The corridor is named for the late Jim Prentice—a longtime Member of Parliament in Calgary, Premier of Alberta, and onetime Enbridge employee—who developed a deep appreciation of nature in the Crowsnest Pass.

“While he was federal Environment Minister, Jim was quite supportive of the private land conservation work that we do at the NCC. At the same time, he was instrumental in the creation of the wildlife crossings in Banff National Park, which are recognized now as the international benchmark,” says NCC director of development and communication Steven Ross.

“Once the Jim Prentice Wildlife Corridor is complete, we’ll work with the Alberta provincial government to explore potential wildlife crossing structure options over Highway 3, as well.”

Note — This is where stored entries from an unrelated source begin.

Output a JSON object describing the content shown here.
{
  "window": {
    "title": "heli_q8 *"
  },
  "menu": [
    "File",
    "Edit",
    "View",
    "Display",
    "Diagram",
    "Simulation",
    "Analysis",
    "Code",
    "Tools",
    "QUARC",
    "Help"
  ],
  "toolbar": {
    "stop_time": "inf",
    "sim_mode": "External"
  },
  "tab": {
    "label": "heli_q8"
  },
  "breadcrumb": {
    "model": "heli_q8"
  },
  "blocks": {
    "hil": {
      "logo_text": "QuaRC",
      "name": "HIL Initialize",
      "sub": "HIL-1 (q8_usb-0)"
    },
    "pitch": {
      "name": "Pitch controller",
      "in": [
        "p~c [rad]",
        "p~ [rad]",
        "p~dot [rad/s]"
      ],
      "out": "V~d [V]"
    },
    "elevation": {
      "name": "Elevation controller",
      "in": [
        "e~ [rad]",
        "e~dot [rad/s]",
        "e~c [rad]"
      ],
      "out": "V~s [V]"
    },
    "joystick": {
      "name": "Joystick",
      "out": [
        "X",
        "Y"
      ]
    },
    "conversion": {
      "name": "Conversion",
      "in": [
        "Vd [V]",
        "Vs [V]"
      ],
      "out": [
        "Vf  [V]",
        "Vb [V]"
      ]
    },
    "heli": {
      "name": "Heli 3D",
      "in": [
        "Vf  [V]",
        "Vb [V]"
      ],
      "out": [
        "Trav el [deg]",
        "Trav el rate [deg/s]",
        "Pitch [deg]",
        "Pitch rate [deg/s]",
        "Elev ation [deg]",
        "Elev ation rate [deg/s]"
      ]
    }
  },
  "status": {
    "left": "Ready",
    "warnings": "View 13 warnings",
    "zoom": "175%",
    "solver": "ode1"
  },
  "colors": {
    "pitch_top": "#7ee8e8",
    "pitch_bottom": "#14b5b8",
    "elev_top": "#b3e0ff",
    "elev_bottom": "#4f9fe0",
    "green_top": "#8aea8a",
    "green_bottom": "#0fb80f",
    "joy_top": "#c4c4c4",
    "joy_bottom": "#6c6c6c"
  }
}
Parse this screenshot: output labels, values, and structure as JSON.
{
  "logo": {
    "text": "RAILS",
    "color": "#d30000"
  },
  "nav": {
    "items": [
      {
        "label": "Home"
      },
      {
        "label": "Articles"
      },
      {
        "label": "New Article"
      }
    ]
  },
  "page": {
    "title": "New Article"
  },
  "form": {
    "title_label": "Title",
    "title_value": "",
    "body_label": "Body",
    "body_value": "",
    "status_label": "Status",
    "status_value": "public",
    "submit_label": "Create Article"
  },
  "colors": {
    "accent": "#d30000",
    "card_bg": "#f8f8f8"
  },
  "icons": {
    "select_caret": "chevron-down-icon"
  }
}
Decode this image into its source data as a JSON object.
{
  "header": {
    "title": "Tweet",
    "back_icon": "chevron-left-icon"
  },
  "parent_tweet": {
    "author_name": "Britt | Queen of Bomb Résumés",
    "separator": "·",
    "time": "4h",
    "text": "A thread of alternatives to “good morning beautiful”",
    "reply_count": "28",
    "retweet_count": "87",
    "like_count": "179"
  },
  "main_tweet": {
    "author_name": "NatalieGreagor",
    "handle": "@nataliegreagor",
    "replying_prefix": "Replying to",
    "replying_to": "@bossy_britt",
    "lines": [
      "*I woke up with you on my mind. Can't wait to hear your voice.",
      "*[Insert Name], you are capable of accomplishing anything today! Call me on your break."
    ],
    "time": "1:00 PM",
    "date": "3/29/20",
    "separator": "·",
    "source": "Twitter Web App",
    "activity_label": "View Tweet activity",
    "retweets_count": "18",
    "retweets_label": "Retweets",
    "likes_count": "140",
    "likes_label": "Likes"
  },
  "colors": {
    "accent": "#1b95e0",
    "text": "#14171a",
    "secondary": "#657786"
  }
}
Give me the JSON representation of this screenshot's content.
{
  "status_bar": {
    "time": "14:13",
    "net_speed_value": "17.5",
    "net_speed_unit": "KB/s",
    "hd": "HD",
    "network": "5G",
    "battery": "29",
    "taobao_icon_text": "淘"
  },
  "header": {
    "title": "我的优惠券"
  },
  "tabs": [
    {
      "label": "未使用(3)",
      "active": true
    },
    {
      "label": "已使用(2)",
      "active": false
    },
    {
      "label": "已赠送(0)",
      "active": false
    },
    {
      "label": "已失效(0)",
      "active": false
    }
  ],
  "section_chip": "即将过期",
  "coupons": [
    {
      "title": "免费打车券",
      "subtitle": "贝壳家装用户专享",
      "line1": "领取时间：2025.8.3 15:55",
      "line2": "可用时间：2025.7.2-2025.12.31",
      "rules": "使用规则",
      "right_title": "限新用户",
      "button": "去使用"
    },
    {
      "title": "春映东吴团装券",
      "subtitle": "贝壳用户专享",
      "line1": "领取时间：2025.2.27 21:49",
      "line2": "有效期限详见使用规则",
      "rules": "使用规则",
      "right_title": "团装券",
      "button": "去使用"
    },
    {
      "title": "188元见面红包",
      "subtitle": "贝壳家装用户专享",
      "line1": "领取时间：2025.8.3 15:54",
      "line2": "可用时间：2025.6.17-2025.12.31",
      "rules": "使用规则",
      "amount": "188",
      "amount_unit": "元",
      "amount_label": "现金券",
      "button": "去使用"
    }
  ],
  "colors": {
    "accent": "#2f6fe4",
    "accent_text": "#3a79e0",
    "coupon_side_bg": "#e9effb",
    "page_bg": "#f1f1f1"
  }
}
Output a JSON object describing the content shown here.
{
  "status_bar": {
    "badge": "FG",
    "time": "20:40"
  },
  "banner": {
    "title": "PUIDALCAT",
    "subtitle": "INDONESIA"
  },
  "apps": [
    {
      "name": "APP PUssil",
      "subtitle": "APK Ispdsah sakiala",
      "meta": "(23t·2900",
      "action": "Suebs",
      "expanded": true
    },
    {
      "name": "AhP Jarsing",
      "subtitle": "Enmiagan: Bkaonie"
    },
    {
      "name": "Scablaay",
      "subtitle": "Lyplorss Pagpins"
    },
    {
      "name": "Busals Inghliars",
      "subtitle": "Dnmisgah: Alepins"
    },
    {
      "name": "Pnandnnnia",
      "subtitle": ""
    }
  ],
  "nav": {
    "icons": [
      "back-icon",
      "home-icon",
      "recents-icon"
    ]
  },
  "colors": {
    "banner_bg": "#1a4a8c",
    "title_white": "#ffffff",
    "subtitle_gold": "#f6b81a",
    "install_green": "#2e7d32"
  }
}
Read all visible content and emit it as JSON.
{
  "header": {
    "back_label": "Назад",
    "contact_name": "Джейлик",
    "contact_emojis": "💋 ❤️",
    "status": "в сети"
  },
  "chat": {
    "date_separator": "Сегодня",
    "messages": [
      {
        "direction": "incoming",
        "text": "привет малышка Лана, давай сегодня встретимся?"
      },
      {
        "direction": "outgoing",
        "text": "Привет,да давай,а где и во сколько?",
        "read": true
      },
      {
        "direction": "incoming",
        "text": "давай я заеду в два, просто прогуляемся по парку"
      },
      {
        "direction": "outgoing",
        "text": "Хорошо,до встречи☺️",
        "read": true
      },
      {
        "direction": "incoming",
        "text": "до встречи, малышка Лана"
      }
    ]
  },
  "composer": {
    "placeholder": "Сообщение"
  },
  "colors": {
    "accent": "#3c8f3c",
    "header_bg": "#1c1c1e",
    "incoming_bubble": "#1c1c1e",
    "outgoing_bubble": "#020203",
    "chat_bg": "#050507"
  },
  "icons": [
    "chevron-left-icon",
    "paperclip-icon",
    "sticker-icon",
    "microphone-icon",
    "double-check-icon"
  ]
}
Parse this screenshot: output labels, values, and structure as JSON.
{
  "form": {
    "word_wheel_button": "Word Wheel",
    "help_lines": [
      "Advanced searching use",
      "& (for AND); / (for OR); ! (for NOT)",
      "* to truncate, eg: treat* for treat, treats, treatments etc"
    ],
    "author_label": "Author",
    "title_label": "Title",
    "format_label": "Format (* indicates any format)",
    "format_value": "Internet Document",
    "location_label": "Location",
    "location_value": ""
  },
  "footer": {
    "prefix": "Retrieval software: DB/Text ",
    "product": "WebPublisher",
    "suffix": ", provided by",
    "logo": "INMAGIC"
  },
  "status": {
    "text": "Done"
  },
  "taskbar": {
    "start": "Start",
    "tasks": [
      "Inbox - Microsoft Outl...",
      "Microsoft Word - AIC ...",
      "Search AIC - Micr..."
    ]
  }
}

Enbridge’s $500,000 donation to the Jim Prentice Wildlife Corridor is one example of our commitment to sustainability—helping to meet North America’s growing energy needs in ways that are economically, environmentally and socially responsible.

Enbridge’s donation to the corridor will be used to purchase and steward private lands within the corridor’s focus area. Funds will be used for both the purchase of land and the long-term stewardship of the corridor to ensure it continues to function as this critical habitat linkage.

The Prentice family “are pleased that the Nature Conservancy of Canada is honoring Jim in this special way,” said Karen Prentice upon the corridor campaign launch last fall. “It is a fitting tribute to his connection to the Crowsnest Pass and passion for nature.”